28 czerwca 1919 roku w pod paryskim Wersalu zawarty został traktat, na mocy którego Polska wracała na mapę świata. Po 123 latach zaborów państwo polskie ponownie było niepodległe. W imieniu Polski traktat wersalski podpisali Ignacy Paderewski i Roman Dmowski.
O traktacie wersalskim, ówczesnej sytuacji politycznej i jednym z głównych architektów polskiej niepodległości pisze Krzysztof Kaniewski.
W długiej historii Starego Kontynentu wielokrotnie o układzie stosunków i sił między mocarstwami po zakończonej wojnie decydowały konferencje pokojowe. Zawarty w 1648 roku pokój westfalski kończący wojnę trzydziestoletnią przyczynił się do powstania układu sił zwanego ładem westfalskim. Podobnie w XIX wieku, po burzliwym okresie wojen napoleońskich o układzie sił w Europie zadecydował kongres wiedeński. Nie inaczej było po Wielkiej Wojnie lat 1914 – 1918. O nowym układzie geopolitycznym zdecydował kongres wersalski.
W styczniu 1919 przedstawiciele zwycięskiej Ententy zebrali się w Paryżu, aby na ruinach imperiów Hohenzollernów, Romanowów i Habsburgów utworzyć nowy, trwały ład. Efektem ich postanowień był traktat wersalski, podpisany 28 czerwca 1919 roku – dokładnie 102 lata temu. Jak pokazała historia, ład wersalski przetrwał zaledwie 20 lat. Z polskiej perspektywy traktat wersalski był jednak aktem o znaczeniu przełomowym, ponieważ sankcjonował powrót państwa polskiego na mapy świata po 123 latach nieobecności.

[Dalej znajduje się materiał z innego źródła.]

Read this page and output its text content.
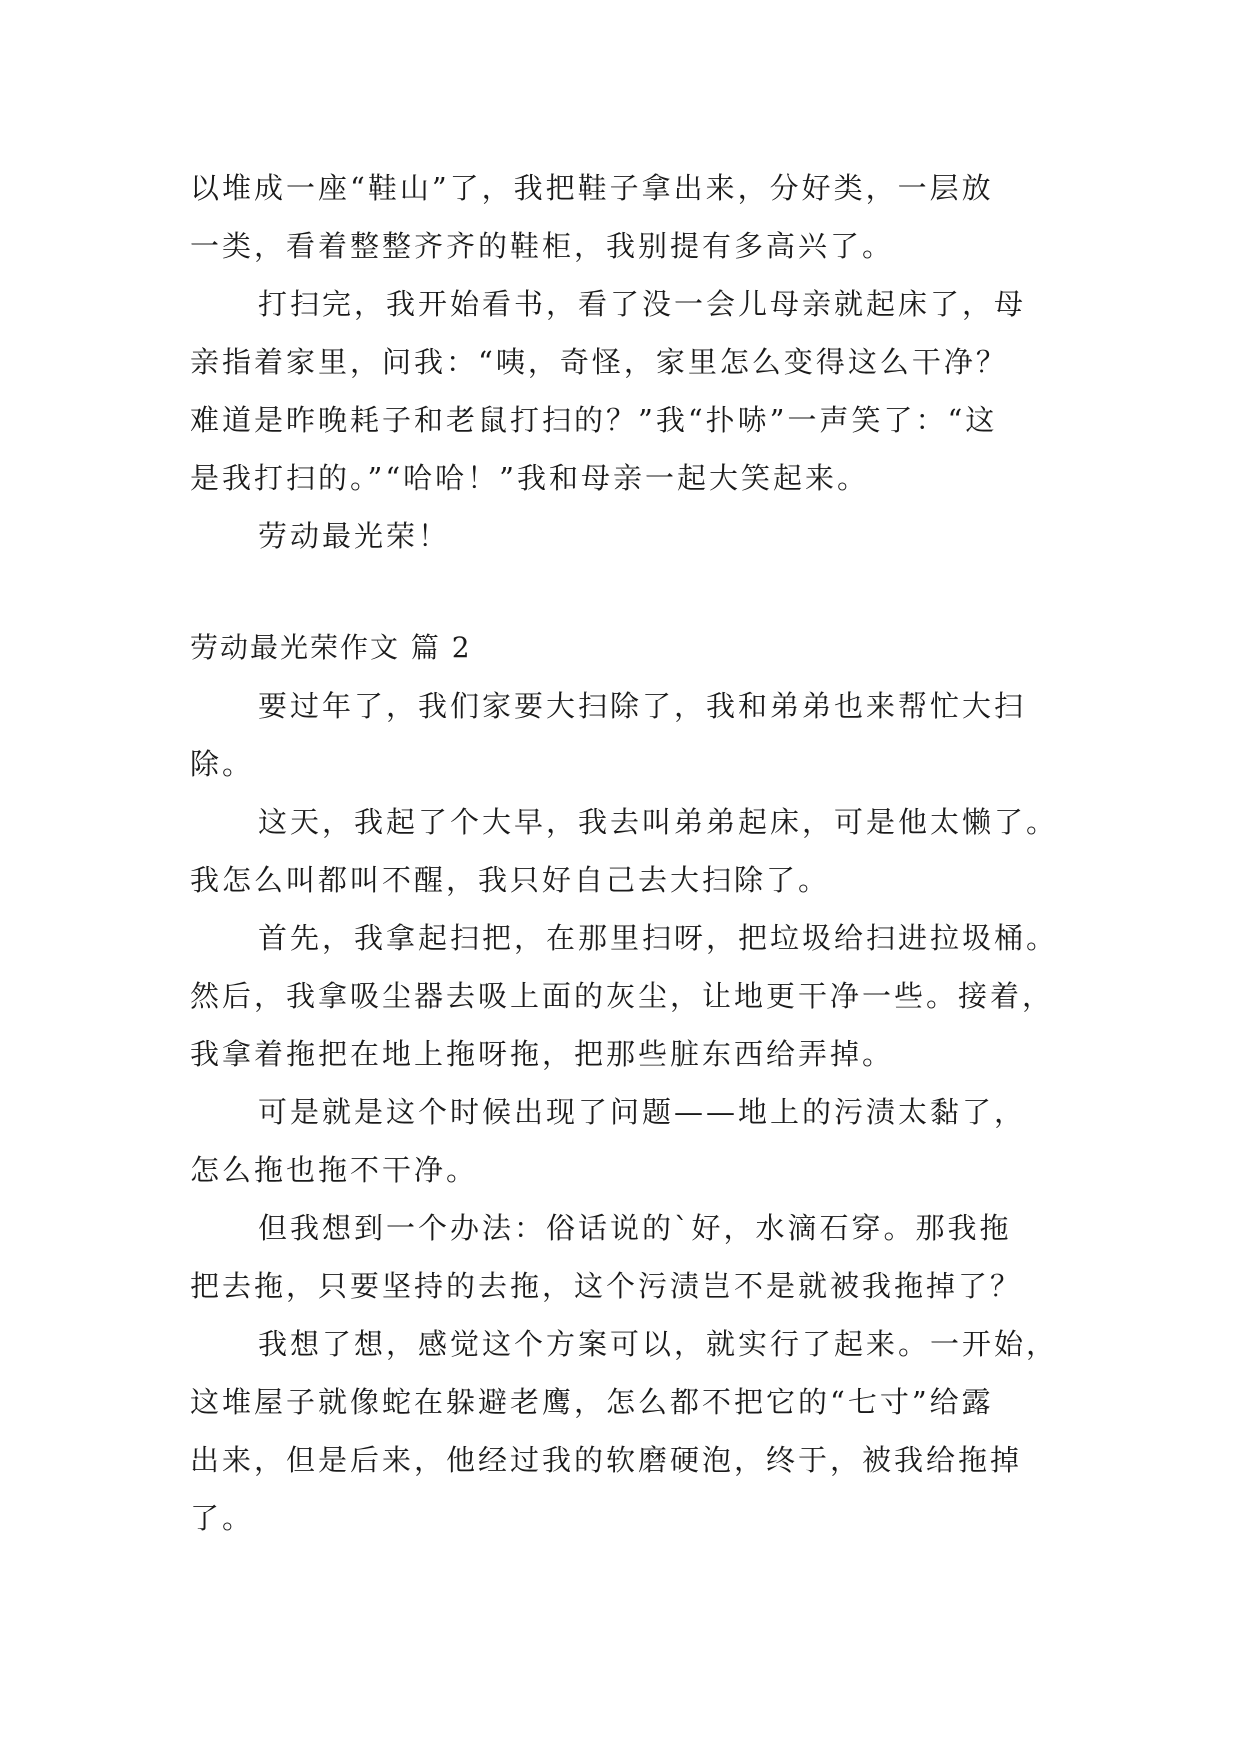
以堆成一座“鞋山”了，我把鞋子拿出来，分好类，一层放
一类，看着整整齐齐的鞋柜，我别提有多高兴了。
打扫完，我开始看书，看了没一会儿母亲就起床了，母
亲指着家里，问我：“咦，奇怪，家里怎么变得这么干净？
难道是昨晚耗子和老鼠打扫的？”我“扑哧”一声笑了：“这
是我打扫的。”“哈哈！”我和母亲一起大笑起来。
劳动最光荣！
劳动最光荣作文 篇 2
要过年了，我们家要大扫除了，我和弟弟也来帮忙大扫
除。
这天，我起了个大早，我去叫弟弟起床，可是他太懒了。
我怎么叫都叫不醒，我只好自己去大扫除了。
首先，我拿起扫把，在那里扫呀，把垃圾给扫进拉圾桶。
然后，我拿吸尘器去吸上面的灰尘，让地更干净一些。接着，
我拿着拖把在地上拖呀拖，把那些脏东西给弄掉。
可是就是这个时候出现了问题——地上的污渍太黏了，
怎么拖也拖不干净。
但我想到一个办法：俗话说的`好，水滴石穿。那我拖
把去拖，只要坚持的去拖，这个污渍岂不是就被我拖掉了？
我想了想，感觉这个方案可以，就实行了起来。一开始，
这堆屋子就像蛇在躲避老鹰，怎么都不把它的“七寸”给露
出来，但是后来，他经过我的软磨硬泡，终于，被我给拖掉
了。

W polityce nie ma jednak przyjaźni, są tylko interesy. Toteż podczas konferencji pokojowej przedstawiciele biorących weń udział dbali w pierwszej kolejności o realizację własnych interesów, które często nie były ze sobą zbieżne, a nierzadko leżały w sprzeczności. Kwestia tak podstawowa jak problem powojennego statusu Niemiec stał się kością niezgody między przedstawicielami dwóch teoretycznie najważniejszych mocarstw podczas konferencji – Francji i Wielkiej Brytanii.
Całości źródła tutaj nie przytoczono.